Pourquoi Jérôme Kerviel a-t-il pu continuer ses opérations tant de temps? Pourquoi ses supérieurs hiérarchiques ne s'en sont-ils pas émus? Pourquoi les alertes et les mécanismes de contrôle n'ont-ils pas fonctionné? Une partie des réponses à ces questions figurent peut-être en annexe du rapport de l'inspection générale. Delta One, là où travaillait Jérôme Kerviel, connaît une activité qui explose. Et Jérôme Kerviel, grâce à ses opérations frauduleuses qui lui permettent soit de compenser des pertes, soit de rapatrier des gains qu'il n'aurait pas dû faire, en est le meilleur trader. Entre 2005 et 2006, note l'inspection, son résultat est multiplié par six et représente 59% du résultat du desk. Il figure alors parmi les meilleurs traders – au 15e rang – de l'activité arbitrage. S'attaque-t-on à un homme qui rapporte tant d'argent ?
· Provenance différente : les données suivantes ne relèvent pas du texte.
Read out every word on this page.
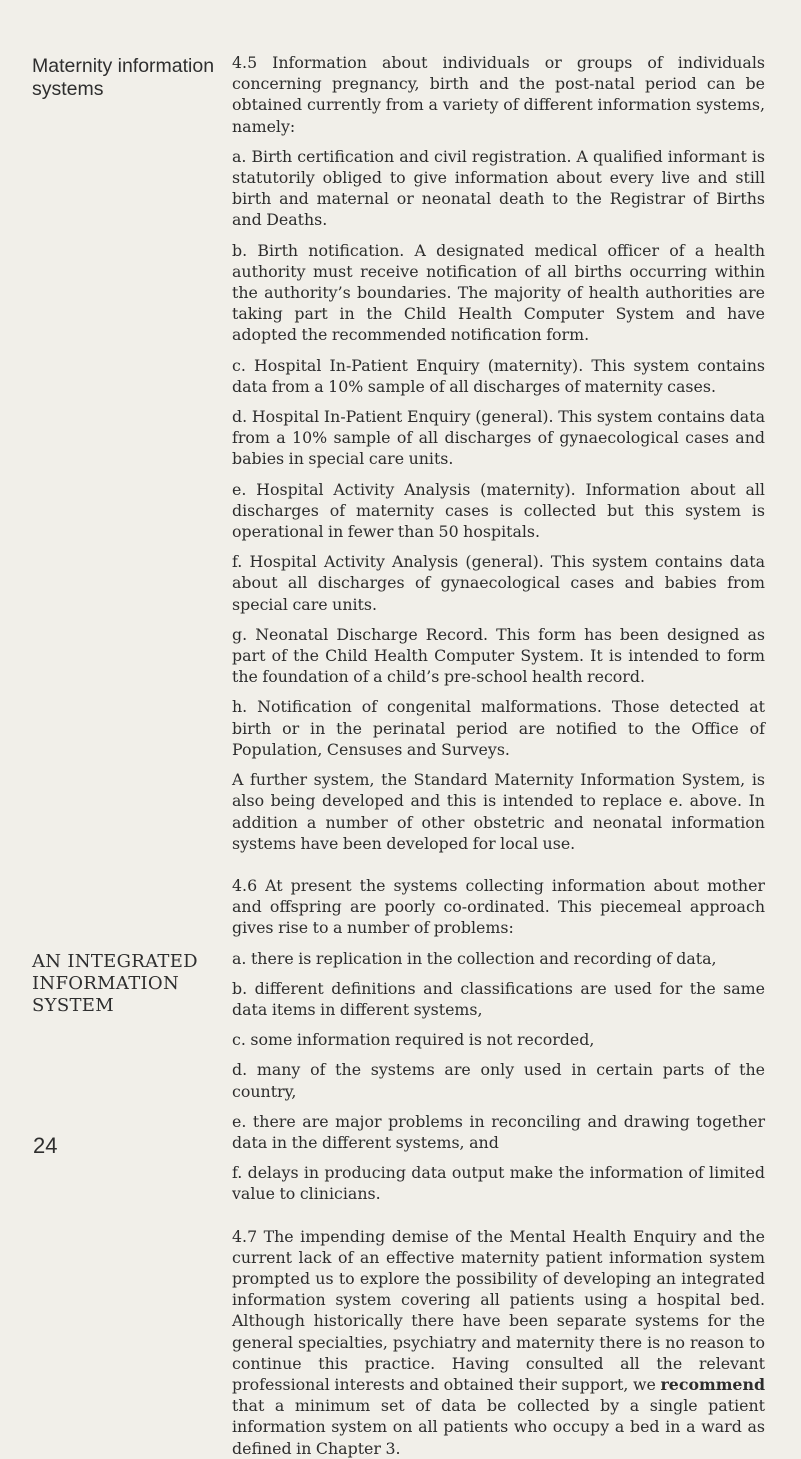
Maternity information

systems

AN INTEGRATED

INFORMATION

SYSTEM

24

4.5 Information about individuals or groups of individuals concerning pregnancy, birth and the post-natal period can be obtained currently from a variety of different information systems, namely:

a. Birth certification and civil registration. A qualified informant is statutorily obliged to give information about every live and still birth and maternal or neonatal death to the Registrar of Births and Deaths.

b. Birth notification. A designated medical officer of a health authority must receive notification of all births occurring within the authority’s boundaries. The majority of health authorities are taking part in the Child Health Computer System and have adopted the recommended notification form.

c. Hospital In-Patient Enquiry (maternity). This system contains data from a 10% sample of all discharges of maternity cases.

d. Hospital In-Patient Enquiry (general). This system contains data from a 10% sample of all discharges of gynaecological cases and babies in special care units.

e. Hospital Activity Analysis (maternity). Information about all discharges of maternity cases is collected but this system is operational in fewer than 50 hospitals.

f. Hospital Activity Analysis (general). This system contains data about all discharges of gynaecological cases and babies from special care units.

g. Neonatal Discharge Record. This form has been designed as part of the Child Health Computer System. It is intended to form the foundation of a child’s pre-school health record.

h. Notification of congenital malformations. Those detected at birth or in the perinatal period are notified to the Office of Population, Censuses and Surveys.

A further system, the Standard Maternity Information System, is also being developed and this is intended to replace e. above. In addition a number of other obstetric and neonatal information systems have been developed for local use.

4.6 At present the systems collecting information about mother and offspring are poorly co-ordinated. This piecemeal approach gives rise to a number of problems:

a. there is replication in the collection and recording of data,

b. different definitions and classifications are used for the same data items in different systems,

c. some information required is not recorded,

d. many of the systems are only used in certain parts of the country,

e. there are major problems in reconciling and drawing together data in the different systems, and

f. delays in producing data output make the information of limited value to clinicians.

4.7 The impending demise of the Mental Health Enquiry and the current lack of an effective maternity patient information system prompted us to explore the possibility of developing an integrated information system covering all patients using a hospital bed. Although historically there have been separate systems for the general specialties, psychiatry and maternity there is no reason to continue this practice. Having consulted all the relevant professional interests and obtained their support, we recommend that a minimum set of data be collected by a single patient information system on all patients who occupy a bed in a ward as defined in Chapter 3.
La Société générale a pris les premières mesures en renvoyant les supérieurs hiérarchiques directs, notamment Eric Cordelle. Une réorganisation interne est en cours. La justice continue son enquête et pourrait la conclure vers le 15 juillet. La direction de la banque, elle, espère tourner la page de l'affaire Kerviel après son assemblée générale, le 27 mai. Mais il n'est pas sûr que ses efforts d'explication, et les mesures prises, suffisent pour clore le dossier. La mise en cause de certains responsables hiérarchiques, les défaillances dans les contrôles comme dans les systèmes informatiques mis en lumière par les deux rapports risquent de donner quelques arguments à certains actionnaires. Plusieurs procédures de class action ont été engagées aux Etats-Unis. La banque pourrait devoir faire avec cette menace pendant de longs mois.